My starting hypothesis is power users and devs, people who want to experiment with local and cloud LLMs, build their own custom agents, and try experiences they wouldn't usually find in consumer AI mobile apps. As the app is now closer to release, I think it has reached a level where it is likely complete enough that there are some viable combinations of its features that can actually solve concrete user problems. I could see the app being used to create agents that serve as small shortcuts tailored to the users' needs, with all the flexibility it enables. A bit like a more iOS-native OpenClaw with opinionated takes on tooling and security. I personally used it to create a food tracker that has a good understanding of my daily routine and also TL;DRs of various sources (including HN) surfaced as suggestions on the home page.

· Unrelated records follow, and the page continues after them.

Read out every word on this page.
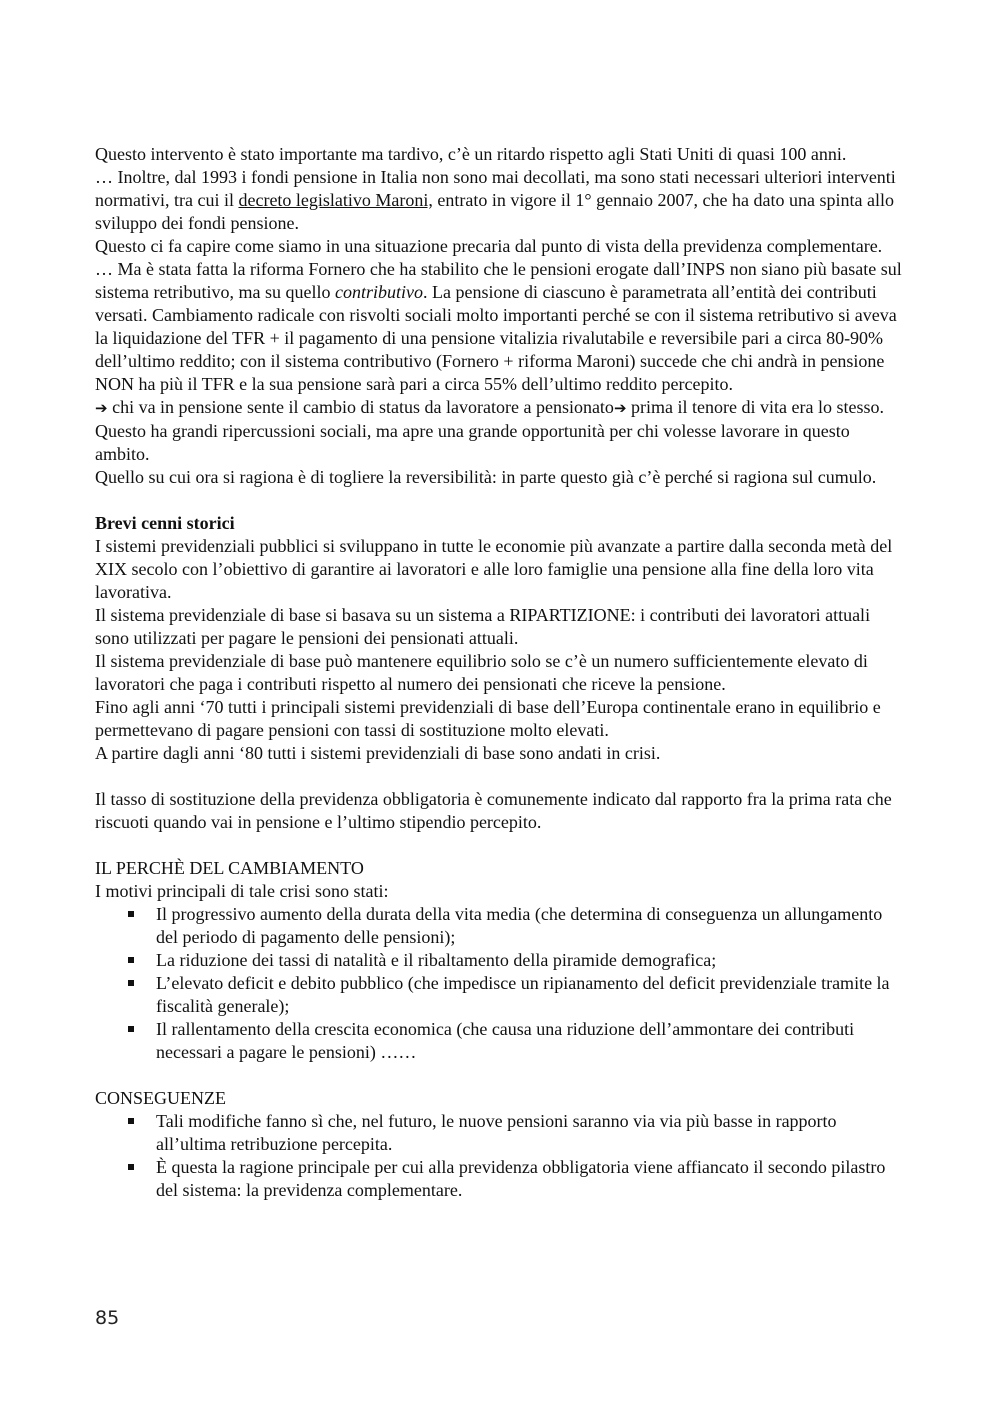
Questo intervento è stato importante ma tardivo, c’è un ritardo rispetto agli Stati Uniti di quasi 100 anni.

… Inoltre, dal 1993 i fondi pensione in Italia non sono mai decollati, ma sono stati necessari ulteriori interventi normativi, tra cui il decreto legislativo Maroni, entrato in vigore il 1° gennaio 2007, che ha dato una spinta allo sviluppo dei fondi pensione.

Questo ci fa capire come siamo in una situazione precaria dal punto di vista della previdenza complementare.

… Ma è stata fatta la riforma Fornero che ha stabilito che le pensioni erogate dall’INPS non siano più basate sul sistema retributivo, ma su quello contributivo. La pensione di ciascuno è parametrata all’entità dei contributi versati. Cambiamento radicale con risvolti sociali molto importanti perché se con il sistema retributivo si aveva la liquidazione del TFR + il pagamento di una pensione vitalizia rivalutabile e reversibile pari a circa 80-90% dell’ultimo reddito; con il sistema contributivo (Fornero + riforma Maroni) succede che chi andrà in pensione NON ha più il TFR e la sua pensione sarà pari a circa 55% dell’ultimo reddito percepito.

➔ chi va in pensione sente il cambio di status da lavoratore a pensionato➔ prima il tenore di vita era lo stesso. Questo ha grandi ripercussioni sociali, ma apre una grande opportunità per chi volesse lavorare in questo ambito.

Quello su cui ora si ragiona è di togliere la reversibilità: in parte questo già c’è perché si ragiona sul cumulo.

Brevi cenni storici

I sistemi previdenziali pubblici si sviluppano in tutte le economie più avanzate a partire dalla seconda metà del XIX secolo con l’obiettivo di garantire ai lavoratori e alle loro famiglie una pensione alla fine della loro vita lavorativa.

Il sistema previdenziale di base si basava su un sistema a RIPARTIZIONE: i contributi dei lavoratori attuali sono utilizzati per pagare le pensioni dei pensionati attuali.

Il sistema previdenziale di base può mantenere equilibrio solo se c’è un numero sufficientemente elevato di lavoratori che paga i contributi rispetto al numero dei pensionati che riceve la pensione.

Fino agli anni ‘70 tutti i principali sistemi previdenziali di base dell’Europa continentale erano in equilibrio e permettevano di pagare pensioni con tassi di sostituzione molto elevati.

A partire dagli anni ‘80 tutti i sistemi previdenziali di base sono andati in crisi.

Il tasso di sostituzione della previdenza obbligatoria è comunemente indicato dal rapporto fra la prima rata che riscuoti quando vai in pensione e l’ultimo stipendio percepito.

IL PERCHÈ DEL CAMBIAMENTO

I motivi principali di tale crisi sono stati:

Il progressivo aumento della durata della vita media (che determina di conseguenza un allungamento del periodo di pagamento delle pensioni);
La riduzione dei tassi di natalità e il ribaltamento della piramide demografica;
L’elevato deficit e debito pubblico (che impedisce un ripianamento del deficit previdenziale tramite la fiscalità generale);
Il rallentamento della crescita economica (che causa una riduzione dell’ammontare dei contributi necessari a pagare le pensioni) ……

CONSEGUENZE

Tali modifiche fanno sì che, nel futuro, le nuove pensioni saranno via via più basse in rapporto all’ultima retribuzione percepita.
È questa la ragione principale per cui alla previdenza obbligatoria viene affiancato il secondo pilastro del sistema: la previdenza complementare.
85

I don't yet know the exact words those users would use to describe their problem, so surfacing that is part of why I'm putting it in front of testers first.

vitally3643 4 hours ago||
I'm finally fulfilling a childhood dream of restoring a Heathkit oscilloscope. I managed to nab a functioning IO-12 at the thrift store for $75!

Don't tell my husband that I spent more than $200 on parts and supplies for it.

I've wanted a Heathkit since I learned about them as a teenager, and this is the first one I've ever seen in the wild. The original owner left the date he assembled it and his callsign written on the inside! I looked him up and he died in 2013, but by sheer happenstance I'm restoring it 58 years to the day that he initially built it. I got super lucky with this unit because as far as I can tell, it's only been run a few hours in its entire life. I really only have to replace aged components because they're physically breaking down, I expect the thing will outlive me once I'm done with it. Can't wait to hand it off to a bewildered young EE in another half century.

RagnarD 4 hours ago|
$275 to restore a long-held childhood dream is cheap, I hope your husband wouldn't complain about that.
paulhebert 6 hours ago|
I’m continuing to work on my daily word game Tiled Words!

https://tiledwords.com

I checked my analytics recently and over 100 people have 100+ day streaks which kind of blows my mind!

I released custom player puzzles which has been a lot of fun! I’ve gotten dozens of submissions that I’m working through. People are submitting really clever and interesting puzzles. It’s fun to get to solve puzzles I didn’t make myself! There’s more I want to do here (featured puzzles, categories, etc.)

https://tiledwords.com/player-puzzles/page/1

I think I’ve also tracked down an issue that was causing the game to crash on older iPhones. I’m having playtesters run through it now and hope to deploy tomorrow. (Switching some positioning rules from CSS transforms to SVG coordinates)

I recently made some puzzle brainstorming tools using the Datamuse API which have been very helpful for brainstorming words related to a theme.

I’m starting to debate some monetized features. So far everything is free but it would be nice if my wife and I could dedicate more time to this. If I could get a few thousand dollars a month in subscriptions my wife could quit her job and focus more on puzzle creation and improving the game. If you play and have ideas for features you pay for I’d love to hear them!

msk2k 2 hours ago|
Just registered here to say thank you for this game. I really enjoy it since firs HN announcement, recently got my friend hook on as well.
paulhebert 2 hours ago||
Hey, thanks for playing and sharing! I’m glad you enjoy it!